Question

At very high temperature can following reaction occur.

2 CrSO₄(s) ↔ Cr₂O₃(s) + SO₂(g) + SO₃(g)

Rate constant (K_p) is 0,36 with some temperature. In some experiment a CrSO₄ is put in some container were partial pressure of SO₃ is 1,00 atm. What is partial pressure of SO₂ at equilibrium?

Answer 1

Given the value of rate constant, Kp = 0.36

For the above reaction, we have :

Kp = p_SO2 * p_SO3

Here, p_SO2 denotes partial pressure of SO₂ and similar is the case for SO₃.

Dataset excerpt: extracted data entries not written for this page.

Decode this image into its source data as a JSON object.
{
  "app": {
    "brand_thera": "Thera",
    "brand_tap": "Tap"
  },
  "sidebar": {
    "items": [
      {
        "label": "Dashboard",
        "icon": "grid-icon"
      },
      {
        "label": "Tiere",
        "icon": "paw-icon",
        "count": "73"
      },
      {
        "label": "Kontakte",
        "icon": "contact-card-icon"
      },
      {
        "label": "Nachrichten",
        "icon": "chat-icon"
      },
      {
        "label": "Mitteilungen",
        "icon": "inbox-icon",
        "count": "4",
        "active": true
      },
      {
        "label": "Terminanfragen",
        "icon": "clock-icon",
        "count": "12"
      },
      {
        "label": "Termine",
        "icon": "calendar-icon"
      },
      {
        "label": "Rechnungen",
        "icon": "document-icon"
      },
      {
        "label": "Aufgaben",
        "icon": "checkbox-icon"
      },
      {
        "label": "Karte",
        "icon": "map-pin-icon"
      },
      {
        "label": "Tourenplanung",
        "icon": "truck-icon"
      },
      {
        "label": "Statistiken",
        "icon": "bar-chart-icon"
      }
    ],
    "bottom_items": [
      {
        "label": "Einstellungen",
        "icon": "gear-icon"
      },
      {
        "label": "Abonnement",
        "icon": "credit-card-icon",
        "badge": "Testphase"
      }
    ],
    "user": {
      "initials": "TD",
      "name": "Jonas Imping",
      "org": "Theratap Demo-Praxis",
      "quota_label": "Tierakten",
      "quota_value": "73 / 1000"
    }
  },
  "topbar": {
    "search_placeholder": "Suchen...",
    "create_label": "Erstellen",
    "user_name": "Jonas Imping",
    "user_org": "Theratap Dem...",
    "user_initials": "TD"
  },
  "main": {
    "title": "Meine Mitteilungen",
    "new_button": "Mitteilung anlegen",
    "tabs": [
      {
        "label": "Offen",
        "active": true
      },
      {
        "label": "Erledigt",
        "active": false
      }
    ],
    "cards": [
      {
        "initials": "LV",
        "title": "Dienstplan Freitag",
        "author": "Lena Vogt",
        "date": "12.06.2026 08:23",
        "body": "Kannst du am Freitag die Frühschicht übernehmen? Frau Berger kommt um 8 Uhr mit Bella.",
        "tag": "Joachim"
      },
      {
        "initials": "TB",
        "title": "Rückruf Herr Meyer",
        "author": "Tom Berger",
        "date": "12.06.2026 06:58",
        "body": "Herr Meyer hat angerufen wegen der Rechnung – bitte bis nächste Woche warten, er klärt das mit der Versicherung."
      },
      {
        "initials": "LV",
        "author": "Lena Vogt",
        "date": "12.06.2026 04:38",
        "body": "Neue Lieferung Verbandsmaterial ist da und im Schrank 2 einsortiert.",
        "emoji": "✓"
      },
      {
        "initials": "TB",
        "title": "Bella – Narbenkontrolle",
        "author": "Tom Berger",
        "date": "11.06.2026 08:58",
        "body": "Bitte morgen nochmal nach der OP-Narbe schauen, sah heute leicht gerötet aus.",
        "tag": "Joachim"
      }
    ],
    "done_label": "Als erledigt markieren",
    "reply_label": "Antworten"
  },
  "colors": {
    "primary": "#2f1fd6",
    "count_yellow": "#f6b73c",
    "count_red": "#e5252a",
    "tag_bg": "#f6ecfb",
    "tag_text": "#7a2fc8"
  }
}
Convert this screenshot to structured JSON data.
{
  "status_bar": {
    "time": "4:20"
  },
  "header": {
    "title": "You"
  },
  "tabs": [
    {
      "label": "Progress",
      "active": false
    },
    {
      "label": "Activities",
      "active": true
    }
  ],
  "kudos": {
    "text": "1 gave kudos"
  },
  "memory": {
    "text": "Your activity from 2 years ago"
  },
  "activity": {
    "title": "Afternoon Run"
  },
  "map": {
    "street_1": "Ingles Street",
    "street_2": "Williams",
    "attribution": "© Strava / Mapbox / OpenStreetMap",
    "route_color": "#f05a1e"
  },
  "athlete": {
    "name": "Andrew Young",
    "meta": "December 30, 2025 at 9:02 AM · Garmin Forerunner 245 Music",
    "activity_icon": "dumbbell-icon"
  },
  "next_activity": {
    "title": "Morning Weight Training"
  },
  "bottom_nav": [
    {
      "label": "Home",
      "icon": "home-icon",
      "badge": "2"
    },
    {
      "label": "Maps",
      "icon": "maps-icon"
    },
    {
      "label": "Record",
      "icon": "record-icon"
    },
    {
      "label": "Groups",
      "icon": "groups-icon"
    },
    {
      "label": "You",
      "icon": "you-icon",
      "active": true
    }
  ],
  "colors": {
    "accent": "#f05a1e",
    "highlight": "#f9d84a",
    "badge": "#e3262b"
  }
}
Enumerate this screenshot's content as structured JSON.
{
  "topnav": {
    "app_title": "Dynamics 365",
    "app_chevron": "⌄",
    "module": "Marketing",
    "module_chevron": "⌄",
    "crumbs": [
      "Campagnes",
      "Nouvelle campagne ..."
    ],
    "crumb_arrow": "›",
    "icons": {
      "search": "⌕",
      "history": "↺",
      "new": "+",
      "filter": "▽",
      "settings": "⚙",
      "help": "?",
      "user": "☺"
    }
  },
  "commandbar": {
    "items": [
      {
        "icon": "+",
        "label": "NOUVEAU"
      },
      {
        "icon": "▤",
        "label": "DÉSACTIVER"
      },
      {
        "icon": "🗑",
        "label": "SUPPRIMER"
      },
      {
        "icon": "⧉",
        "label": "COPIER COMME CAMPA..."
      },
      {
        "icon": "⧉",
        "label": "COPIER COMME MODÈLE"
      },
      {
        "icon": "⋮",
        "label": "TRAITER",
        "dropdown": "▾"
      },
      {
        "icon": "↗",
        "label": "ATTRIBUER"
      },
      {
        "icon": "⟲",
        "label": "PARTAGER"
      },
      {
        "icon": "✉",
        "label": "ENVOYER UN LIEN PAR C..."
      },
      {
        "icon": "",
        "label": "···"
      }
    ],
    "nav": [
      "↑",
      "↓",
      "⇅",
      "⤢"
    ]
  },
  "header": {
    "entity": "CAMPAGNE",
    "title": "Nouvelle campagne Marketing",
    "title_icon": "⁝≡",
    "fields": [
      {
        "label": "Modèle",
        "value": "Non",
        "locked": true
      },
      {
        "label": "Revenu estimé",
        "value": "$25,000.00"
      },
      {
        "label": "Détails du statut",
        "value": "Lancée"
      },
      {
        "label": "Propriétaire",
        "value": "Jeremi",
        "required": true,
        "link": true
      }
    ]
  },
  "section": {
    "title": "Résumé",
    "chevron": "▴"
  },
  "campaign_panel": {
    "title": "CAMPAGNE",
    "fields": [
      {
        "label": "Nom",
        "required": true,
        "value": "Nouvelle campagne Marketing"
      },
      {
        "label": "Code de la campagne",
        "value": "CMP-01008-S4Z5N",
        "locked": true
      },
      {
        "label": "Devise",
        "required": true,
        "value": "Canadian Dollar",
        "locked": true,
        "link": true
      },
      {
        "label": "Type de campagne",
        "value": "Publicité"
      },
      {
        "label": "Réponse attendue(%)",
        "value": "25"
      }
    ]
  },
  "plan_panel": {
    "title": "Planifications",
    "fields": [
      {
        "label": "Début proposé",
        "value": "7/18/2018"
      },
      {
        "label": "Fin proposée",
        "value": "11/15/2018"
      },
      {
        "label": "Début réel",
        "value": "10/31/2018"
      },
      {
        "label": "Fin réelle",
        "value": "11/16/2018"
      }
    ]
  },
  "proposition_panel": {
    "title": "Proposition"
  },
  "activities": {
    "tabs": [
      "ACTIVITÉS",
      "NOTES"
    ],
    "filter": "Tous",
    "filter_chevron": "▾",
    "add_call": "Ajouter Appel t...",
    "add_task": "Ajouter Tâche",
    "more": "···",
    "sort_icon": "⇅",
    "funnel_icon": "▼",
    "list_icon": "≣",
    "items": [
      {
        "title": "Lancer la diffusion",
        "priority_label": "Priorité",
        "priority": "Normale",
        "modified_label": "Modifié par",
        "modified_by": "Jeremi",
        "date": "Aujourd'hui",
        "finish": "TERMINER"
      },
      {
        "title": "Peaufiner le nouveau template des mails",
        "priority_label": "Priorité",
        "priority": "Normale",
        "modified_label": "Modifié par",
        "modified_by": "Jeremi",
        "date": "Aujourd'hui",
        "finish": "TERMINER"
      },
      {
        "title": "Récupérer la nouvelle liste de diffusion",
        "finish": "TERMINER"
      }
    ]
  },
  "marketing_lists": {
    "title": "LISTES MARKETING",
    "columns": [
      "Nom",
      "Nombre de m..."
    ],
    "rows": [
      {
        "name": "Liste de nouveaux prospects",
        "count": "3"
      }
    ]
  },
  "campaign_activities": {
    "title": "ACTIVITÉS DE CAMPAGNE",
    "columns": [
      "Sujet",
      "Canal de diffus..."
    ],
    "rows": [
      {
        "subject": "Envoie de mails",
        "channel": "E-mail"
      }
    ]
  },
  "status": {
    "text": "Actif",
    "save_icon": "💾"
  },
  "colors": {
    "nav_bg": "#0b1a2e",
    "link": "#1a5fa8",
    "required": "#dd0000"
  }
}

We assume that when we add CrSO₄, only SO₃ is present in the container.

Given equation :

                              2 CrSO₄(s) ↔ Cr₂O₃(s) + SO₂(g) + SO₃(g)

Initial                             0                 0             0            1 atm

Eqb                               0                 0             x atm    1+x atm

Total pressure = x + 1 + x = 1 + 2x

Thus, pSO2 = x/(1+2x)

and pSO3 = (1+x)/(1+2x)

According to the equilibrium constant

Kp = 0.36 = [ x/(1+2x) ] * [ (1+x)/(1+2x) ]

Solving for x from the above equation, we get an imaginary value for x, which shows that there is some problem with the data. Kindly correct the data. The value of Kp is given incorrectly as 0,36 which I have assumed to be 0.36. Also there are no units given, while the units should be atm². Put the correct data in the above solution to get the answer.